Most practical applications of machine learning run an ensemble. You can use completely different approaches at the ensemble layer.
Ensemble resembles the way to turn any model into a feature!
Biases can happen in the data labels, or even in the presentation to end-users.
Introducing biases leads to a lack of fairness in machine learning.
Two desired properties of models in the wild are:
Easily extensible: incrementally/iteratively learn from "human-in-the-loop" or from additional data.
Knows what it does not know: model uncertainty in prediction and enable fall-back to manual.
Evaluation metrics used during offline and online experiments must match!
A/B tests help measure differences in metrics across statistically identical populations that each experience a different algorithm.

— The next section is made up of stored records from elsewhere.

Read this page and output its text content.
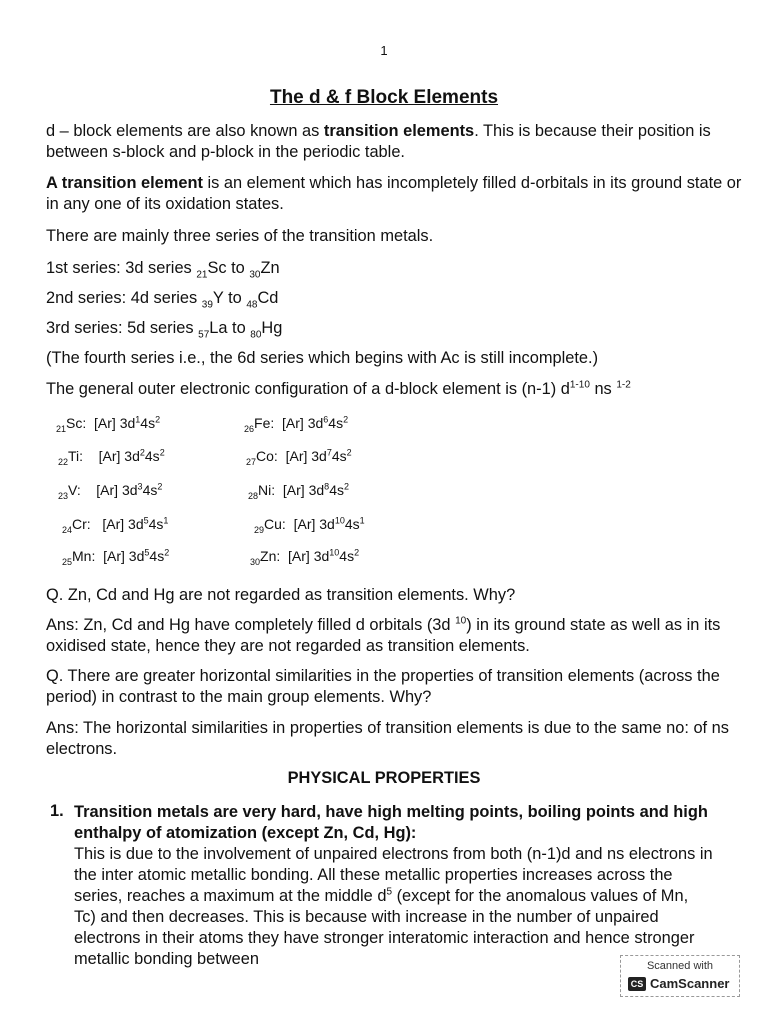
1
The d & f Block Elements
d – block elements are also known as transition elements. This is because their position is between s-block and p-block in the periodic table.
A transition element is an element which has incompletely filled d-orbitals in its ground state or in any one of its oxidation states.
There are mainly three series of the transition metals.
1st series: 3d series $_{21}$Sc to $_{30}$Zn
2nd series: 4d series $_{39}$Y to $_{48}$Cd
3rd series: 5d series $_{57}$La to $_{80}$Hg
(The fourth series i.e., the 6d series which begins with Ac is still incomplete.)
The general outer electronic configuration of a d-block element is (n-1) $d^{1-10}$ ns $^{1-2}$
$_{21}$Sc: [Ar] $3d^14s^2$
$_{22}$Ti: [Ar] $3d^24s^2$
$_{23}$V: [Ar] $3d^34s^2$
$_{24}$Cr: [Ar] $3d^54s^1$
$_{25}$Mn: [Ar] $3d^54s^2$
$_{26}$Fe: [Ar] $3d^64s^2$
$_{27}$Co: [Ar] $3d^74s^2$
$_{28}$Ni: [Ar] $3d^84s^2$
$_{29}$Cu: [Ar] $3d^{10}4s^1$
$_{30}$Zn: [Ar] $3d^{10}4s^2$
Q. Zn, Cd and Hg are not regarded as transition elements. Why?
Ans: Zn, Cd and Hg have completely filled d orbitals (3d $^{10}$) in its ground state as well as in its oxidised state, hence they are not regarded as transition elements.
Q. There are greater horizontal similarities in the properties of transition elements (across the period) in contrast to the main group elements. Why?
Ans: The horizontal similarities in properties of transition elements is due to the same no: of ns electrons.
PHYSICAL PROPERTIES
1. Transition metals are very hard, have high melting points, boiling points and high enthalpy of atomization (except Zn, Cd, Hg):
This is due to the involvement of unpaired electrons from both (n-1)d and ns electrons in the inter atomic metallic bonding. All these metallic properties increases across the series, reaches a maximum at the middle $d^5$ (except for the anomalous values of Mn, Tc) and then decreases. This is because with increase in the number of unpaired electrons in their atoms they have stronger interatomic interaction and hence stronger metallic bonding between	Scanned with
CS CamScanner
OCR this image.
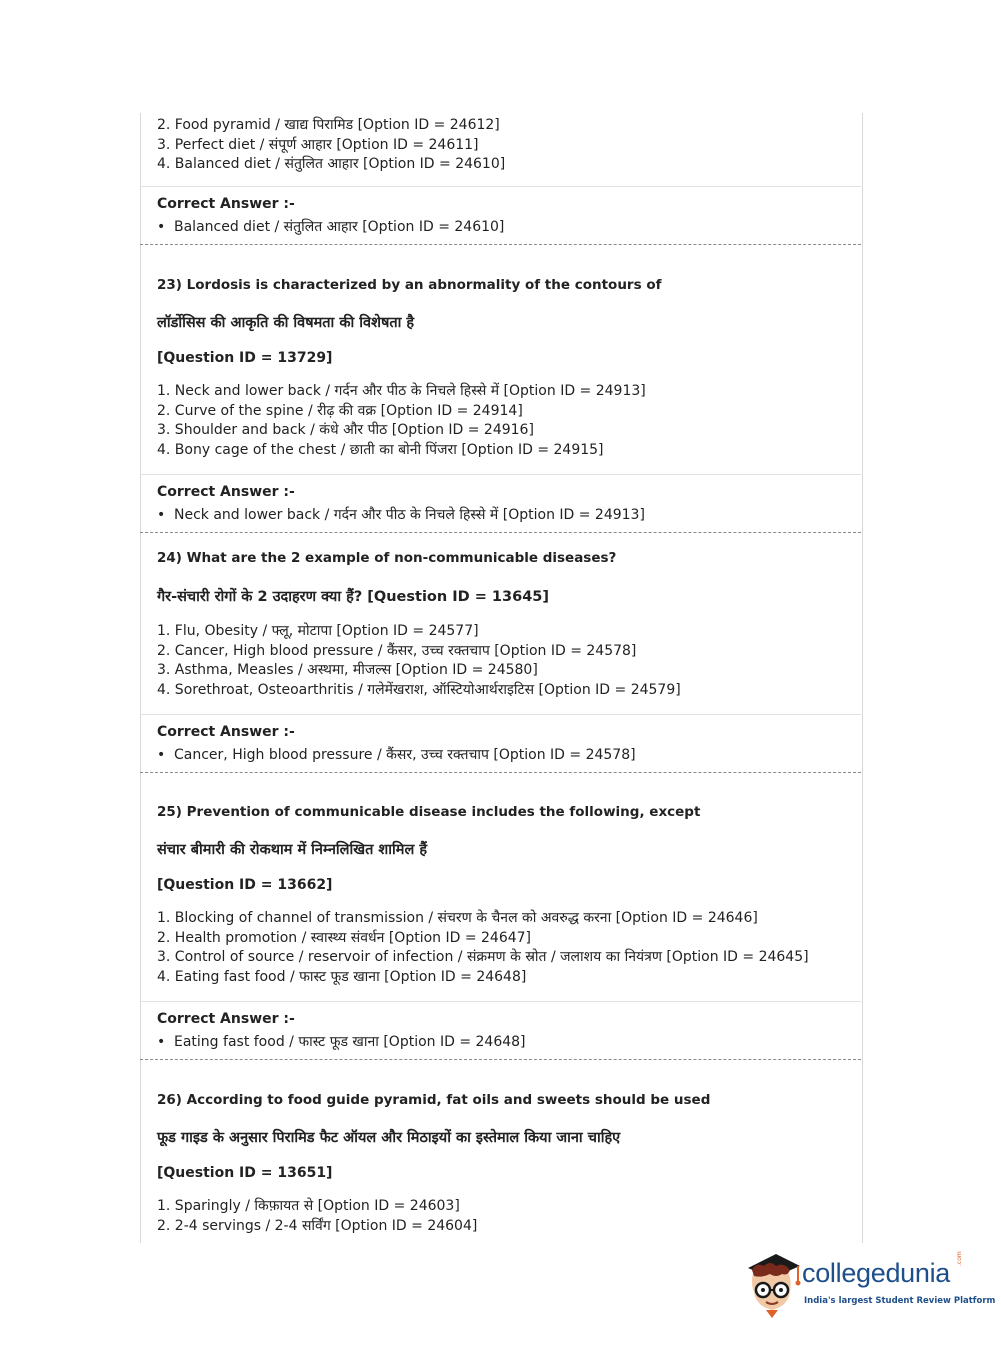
2. Food pyramid / खाद्य पिरामिड [Option ID = 24612]
3. Perfect diet / संपूर्ण आहार [Option ID = 24611]
4. Balanced diet / संतुलित आहार [Option ID = 24610]
Correct Answer :-
• Balanced diet / संतुलित आहार [Option ID = 24610]
23) Lordosis is characterized by an abnormality of the contours of
लॉर्डोसिस की आकृति की विषमता की विशेषता है
[Question ID = 13729]
1. Neck and lower back / गर्दन और पीठ के निचले हिस्से में [Option ID = 24913]
2. Curve of the spine / रीढ़ की वक्र [Option ID = 24914]
3. Shoulder and back / कंधे और पीठ [Option ID = 24916]
4. Bony cage of the chest / छाती का बोनी पिंजरा [Option ID = 24915]
Correct Answer :-
• Neck and lower back / गर्दन और पीठ के निचले हिस्से में [Option ID = 24913]
24) What are the 2 example of non-communicable diseases?
गैर-संचारी रोगों के 2 उदाहरण क्या हैं? [Question ID = 13645]
1. Flu, Obesity / फ्लू, मोटापा [Option ID = 24577]
2. Cancer, High blood pressure / कैंसर, उच्च रक्तचाप [Option ID = 24578]
3. Asthma, Measles / अस्थमा, मीजल्स [Option ID = 24580]
4. Sorethroat, Osteoarthritis / गलेमेंखराश, ऑस्टियोआर्थराइटिस [Option ID = 24579]
Correct Answer :-
• Cancer, High blood pressure / कैंसर, उच्च रक्तचाप [Option ID = 24578]
25) Prevention of communicable disease includes the following, except
संचार बीमारी की रोकथाम में निम्नलिखित शामिल हैं
[Question ID = 13662]
1. Blocking of channel of transmission / संचरण के चैनल को अवरुद्ध करना [Option ID = 24646]
2. Health promotion / स्वास्थ्य संवर्धन [Option ID = 24647]
3. Control of source / reservoir of infection / संक्रमण के स्रोत / जलाशय का नियंत्रण [Option ID = 24645]
4. Eating fast food / फास्ट फूड खाना [Option ID = 24648]
Correct Answer :-
• Eating fast food / फास्ट फूड खाना [Option ID = 24648]
26) According to food guide pyramid, fat oils and sweets should be used
फूड गाइड के अनुसार पिरामिड फैट ऑयल और मिठाइयों का इस्तेमाल किया जाना चाहिए
[Question ID = 13651]
1. Sparingly / किफ़ायत से [Option ID = 24603]
2. 2-4 servings / 2-4 सर्विंग [Option ID = 24604]
collegedunia .com
India's largest Student Review Platform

Use long-term metrics whenever possible.
Short-term metrics can be informative and allow faster decisions.
You should apply the best software engineering practices during the design of machine learning systems (encapsulation, abstraction, cohesion, low coupling, etc.).
However, design patterns for machine learning software are not well-known or documented.
Whenever you develop any ML infrastructure, you need to target two different modes:
ML experimentation that emphasizes flexibility, reusability, and ease of use.
ML production that adds on a new layer of performance and scalability.
In order to combine them:
Research should be done using tools that are the same in production.
Abstraction layers should be implemented on top of the optimized research code so they can be accessed from friendly experimentation tools.
Examples of other ML approaches include XGBoost, tensor methods, factorization machines, non-parametric Bayesian methods, etc.
Sometimes, deep learning methods do not outperform these simpler approaches.